Nitrapyrin
- Names: Preferred IUPAC name 2-Chloro-6-(trichloromethyl)pyridine

Identifiers
- CAS Number: 1929-82-4;
- 3D model (JSmol): Interactive image;
- ChEBI: CHEBI:81935;
- ChemSpider: 15205;
- ECHA InfoCard: 100.016.076
- PubChem CID: 16004;
- UNII: 8PCE86U01W;
- CompTox Dashboard (EPA): DTXSID0024216 ;

Properties
- Chemical formula: C_{6}H_{3}Cl_{4}N
- Molar mass: 230.907
- Appearance: colorless/white crystalline solid
- Odor: Sweet
- Melting point: 63 °C; 145 °F; 336 K
- Solubility in water: insoluble
- Vapor pressure: 0.003 mmHg (22.8°C)
- Hazards: Occupational safety and health (OHS/OSH):
- Main hazards: explosive
- PEL (Permissible): TWA 15 mg/m^{3} (total) TWA 5 mg/m^{3} (resp)
- REL (Recommended): TWA 10 mg/m^{3} (total) ST 20 mg/m^{3} (total) TWA 5 mg/m^{3} (resp)
- IDLH (Immediate danger): N.D.

= Nitrapyrin =

Nitrapyrin is an organic compound with the formula ClC_{5}H_{3}NCCl_{3}, and is described as a white crystalline solid with a sweet odor. It is used as a nitrification inhibitor and bactericide, which is applied to soils for the growing of agricultural crops since 1974. Nitrapyrin was put up for review by the EPA and deemed safe for use in 2005. Nitrapyrin is an effective nitrification inhibitor to the bacteria Nitrosomonas and has been shown to drastically the reduce the amount of N_{2}O emissions from the soil.

==Synthesis==
Nitrapyrin is commonly produced by the photochlorination of 2-methylpyridine:
CH_{3}-C_{5}H_{4}N + 4Cl_{2} → CCl_{3}-ClC_{5}H_{3}N + 4 HCl

==Function==
Nitrapyrin affects the ammonia monooxygenase (AMO) pathway, which is important for NH_{3} oxidation in nitrification; it also functions as an inhibitor of the urease enzyme in the nitrifying bacteria Nitrosomonas, preventing hydrolytic action on urea. It is applied to the region of soil and inhibits nitrification for 8–10 weeks. Urease Inhibition specifically prevents the following reaction:

(NH_{2})_{2}CO + H_{2}O → CO_{2} + 2NH_{3}

Without this capability Nitrosomonas cannot produce nitrite thus inhibiting nitrification:

2NH_{4}^{+} + 3O_{2} → 2NO_{2}^{−} + 2 H_{2}O + 4H^{+}

==Degradation/Decomposition==
Nitrapyrin decomposes both in soil and in plants. The compound itself tends not to persist in nature. The primary decomposition is the hydrolysis of the trichloromethyl functional group, resulting primarily in 6-chloro-picolinic acid which is the only detected residue in plant metabolisms.

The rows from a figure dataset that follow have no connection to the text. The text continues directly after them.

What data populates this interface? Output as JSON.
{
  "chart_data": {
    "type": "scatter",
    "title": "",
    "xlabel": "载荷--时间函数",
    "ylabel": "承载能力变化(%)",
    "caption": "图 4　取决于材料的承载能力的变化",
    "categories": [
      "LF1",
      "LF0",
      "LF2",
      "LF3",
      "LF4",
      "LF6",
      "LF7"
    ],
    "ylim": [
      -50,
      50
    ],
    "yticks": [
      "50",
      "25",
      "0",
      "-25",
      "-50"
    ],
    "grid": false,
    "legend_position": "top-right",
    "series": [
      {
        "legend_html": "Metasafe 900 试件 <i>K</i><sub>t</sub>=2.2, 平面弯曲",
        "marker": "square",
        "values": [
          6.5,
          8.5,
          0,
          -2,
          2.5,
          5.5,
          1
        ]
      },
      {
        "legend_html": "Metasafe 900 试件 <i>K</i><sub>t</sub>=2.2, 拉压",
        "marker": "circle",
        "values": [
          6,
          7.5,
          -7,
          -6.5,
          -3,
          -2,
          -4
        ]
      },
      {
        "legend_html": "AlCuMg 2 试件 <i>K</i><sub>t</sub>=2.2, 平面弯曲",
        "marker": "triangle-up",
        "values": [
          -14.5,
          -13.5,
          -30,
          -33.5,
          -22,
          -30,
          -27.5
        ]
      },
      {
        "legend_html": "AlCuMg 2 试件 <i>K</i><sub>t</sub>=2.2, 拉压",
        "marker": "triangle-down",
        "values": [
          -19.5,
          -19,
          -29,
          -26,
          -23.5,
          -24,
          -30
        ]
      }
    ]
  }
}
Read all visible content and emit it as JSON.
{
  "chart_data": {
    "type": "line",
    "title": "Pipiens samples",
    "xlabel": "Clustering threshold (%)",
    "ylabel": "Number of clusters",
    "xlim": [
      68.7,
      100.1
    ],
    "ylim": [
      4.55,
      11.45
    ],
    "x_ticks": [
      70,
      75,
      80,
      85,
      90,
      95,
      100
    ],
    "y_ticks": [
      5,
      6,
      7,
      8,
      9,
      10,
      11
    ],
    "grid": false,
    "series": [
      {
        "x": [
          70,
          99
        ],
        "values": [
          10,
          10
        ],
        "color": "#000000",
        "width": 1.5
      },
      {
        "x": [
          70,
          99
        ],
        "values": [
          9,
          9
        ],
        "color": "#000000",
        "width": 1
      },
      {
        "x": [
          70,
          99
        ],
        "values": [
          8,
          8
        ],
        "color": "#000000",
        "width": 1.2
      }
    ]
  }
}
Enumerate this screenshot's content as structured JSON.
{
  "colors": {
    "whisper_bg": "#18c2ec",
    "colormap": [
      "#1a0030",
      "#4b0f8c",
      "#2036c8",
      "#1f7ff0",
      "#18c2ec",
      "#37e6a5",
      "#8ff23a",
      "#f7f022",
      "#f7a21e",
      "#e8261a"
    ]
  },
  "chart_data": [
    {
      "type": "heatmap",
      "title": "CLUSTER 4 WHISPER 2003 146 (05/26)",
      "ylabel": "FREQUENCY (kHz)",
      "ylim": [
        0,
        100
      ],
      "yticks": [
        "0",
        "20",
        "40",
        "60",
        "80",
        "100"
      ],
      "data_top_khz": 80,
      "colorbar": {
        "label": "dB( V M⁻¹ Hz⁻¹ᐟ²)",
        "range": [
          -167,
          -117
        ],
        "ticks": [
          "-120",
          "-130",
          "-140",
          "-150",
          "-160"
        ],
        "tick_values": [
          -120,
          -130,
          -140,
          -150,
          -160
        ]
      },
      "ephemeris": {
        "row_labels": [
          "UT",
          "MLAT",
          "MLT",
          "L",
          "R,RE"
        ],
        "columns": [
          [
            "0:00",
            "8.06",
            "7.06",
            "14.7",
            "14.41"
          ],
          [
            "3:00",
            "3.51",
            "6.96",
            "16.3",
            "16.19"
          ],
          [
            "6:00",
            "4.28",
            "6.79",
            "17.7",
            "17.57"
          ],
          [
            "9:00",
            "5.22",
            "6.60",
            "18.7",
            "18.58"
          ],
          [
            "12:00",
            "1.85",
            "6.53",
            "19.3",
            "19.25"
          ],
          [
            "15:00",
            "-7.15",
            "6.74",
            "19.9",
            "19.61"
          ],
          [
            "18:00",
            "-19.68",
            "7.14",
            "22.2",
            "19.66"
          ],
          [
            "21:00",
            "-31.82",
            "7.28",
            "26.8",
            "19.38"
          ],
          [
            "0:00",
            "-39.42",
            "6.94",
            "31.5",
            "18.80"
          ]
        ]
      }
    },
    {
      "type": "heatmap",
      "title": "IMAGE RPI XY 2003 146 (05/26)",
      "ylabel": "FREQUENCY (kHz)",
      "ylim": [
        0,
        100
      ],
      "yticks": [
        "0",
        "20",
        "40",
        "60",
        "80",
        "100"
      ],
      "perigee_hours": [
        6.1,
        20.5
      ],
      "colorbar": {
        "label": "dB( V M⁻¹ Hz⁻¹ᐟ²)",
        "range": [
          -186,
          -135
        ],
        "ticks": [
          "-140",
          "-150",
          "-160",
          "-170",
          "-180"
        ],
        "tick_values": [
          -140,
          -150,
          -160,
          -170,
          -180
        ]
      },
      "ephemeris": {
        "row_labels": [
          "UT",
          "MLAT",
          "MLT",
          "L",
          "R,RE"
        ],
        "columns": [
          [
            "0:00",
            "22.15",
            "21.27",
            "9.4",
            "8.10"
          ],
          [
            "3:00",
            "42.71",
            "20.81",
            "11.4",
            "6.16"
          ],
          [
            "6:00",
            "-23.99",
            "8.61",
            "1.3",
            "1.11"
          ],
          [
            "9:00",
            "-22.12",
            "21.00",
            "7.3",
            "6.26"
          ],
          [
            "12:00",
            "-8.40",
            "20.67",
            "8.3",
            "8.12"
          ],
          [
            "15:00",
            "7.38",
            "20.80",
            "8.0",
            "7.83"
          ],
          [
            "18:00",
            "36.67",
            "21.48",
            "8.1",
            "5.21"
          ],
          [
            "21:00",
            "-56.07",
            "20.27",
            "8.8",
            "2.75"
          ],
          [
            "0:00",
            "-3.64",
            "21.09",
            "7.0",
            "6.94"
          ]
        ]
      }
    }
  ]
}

== Effects in Agriculture ==
In an agricultural setting, nitrapyrin is seen to increase nitrogen retention and decrease nitrogen leaching in root zone. Nitrapyrin also has the effect of increasing crop yield and decreasing emissions of N_{2}O gas. Nitrapyrin isn't the only product applied to soils for the growing of crops, when combined with urea and mulch, wheat biomass increased by 33% and overall yield increased by 23%. Total N_{2}O emissions reduced by 66-75% when compared to urea only experiments, suggesting that nitrapyrin affects the ability of ammonia-oxidizing bacteria to engage in nitrification and produce N_{2}O gas.